Sarah Parker [Tue, 10 May 2016 22:32:42 +0000 (15:32 -0700)]
Move new quant experiment from nextgen
This experiment implements non-uniform quantization where
the width of the bins increases gradually to more closely
match a laplacian distribution of the coeficcients.
Jingning Han [Wed, 8 Jun 2016 16:49:03 +0000 (09:49 -0700)]
Remove swap buffer speed feature
The inter prediction residual can undergo different transform types
during the rate-distortion optimization search. The assumption used
in this speed feature no longer holds true. This commit removes the
related code to clean up the codebase and clear out unit test
failure in higher speed setting.
Jingning Han [Mon, 6 Jun 2016 21:58:50 +0000 (14:58 -0700)]
Rework the tx type speed feature
This commit re-works the transform type speed feature. It moves
the transform type selection outside of the coding mode loop.
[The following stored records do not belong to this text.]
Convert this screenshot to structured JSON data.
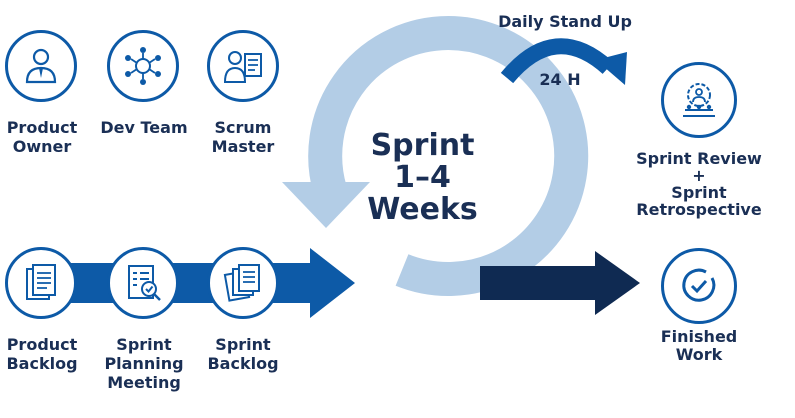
{
  "roles": [
    {
      "label_lines": [
        "Product",
        "Owner"
      ],
      "icon": "person-icon"
    },
    {
      "label_lines": [
        "Dev Team"
      ],
      "icon": "team-network-icon"
    },
    {
      "label_lines": [
        "Scrum",
        "Master"
      ],
      "icon": "presenter-board-icon"
    }
  ],
  "artifacts": [
    {
      "label_lines": [
        "Product",
        "Backlog"
      ],
      "icon": "documents-icon"
    },
    {
      "label_lines": [
        "Sprint",
        "Planning",
        "Meeting"
      ],
      "icon": "checklist-search-icon"
    },
    {
      "label_lines": [
        "Sprint",
        "Backlog"
      ],
      "icon": "stacked-pages-icon"
    }
  ],
  "sprint": {
    "line1": "Sprint",
    "line2": "1–4",
    "line3": "Weeks"
  },
  "standup": {
    "title": "Daily Stand Up",
    "duration": "24 H"
  },
  "review": {
    "line1": "Sprint Review",
    "line2": "+",
    "line3": "Sprint",
    "line4": "Retrospective",
    "icon": "gear-team-icon"
  },
  "finished": {
    "line1": "Finished",
    "line2": "Work",
    "icon": "check-circle-icon"
  },
  "colors": {
    "dark_navy": "#0f2a52",
    "blue": "#0d5aa7",
    "light_blue": "#b3cde6",
    "text": "#1a2f55"
  }
}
This
avoids repeated motion search if the best prediction mode is
chosen as NEWMV. It improves the speed performance for clips that
contain more motion activities.
For mobile_cif at 1000 kbps, this makes the baseline encoding 7%
faster and makes the encoding with dynamic motion vector referencing
scheme enabled 10% faster.
Zoe Liu [Fri, 3 Jun 2016 23:03:00 +0000 (16:03 -0700)]
Fix a RD performance bug in bipredictive frames
This patch will make sure the use of the BWDREF_FRAME for the
encoding of both the two types of bipredictive frames, namely
LAST_BIPRED_UPDATE and BIPRED_UPDATE. To realize it, the
updates on the cpi->ref_frame_flags have been moved to before
the encoding of one frame, instread of originally handled after
the encoding of one frame.
RD performance has been improved slightly, approximately by 0.17%
compared to before the applying of this patch:
Geza Lore [Tue, 7 Jun 2016 16:02:03 +0000 (17:02 +0100)]
Zero segment counter before accumulating.
The segment counts are computed as part of packing the bitstream,
so they might have been computed already in the recode loop. Zero
the accumulator to avoid double counting.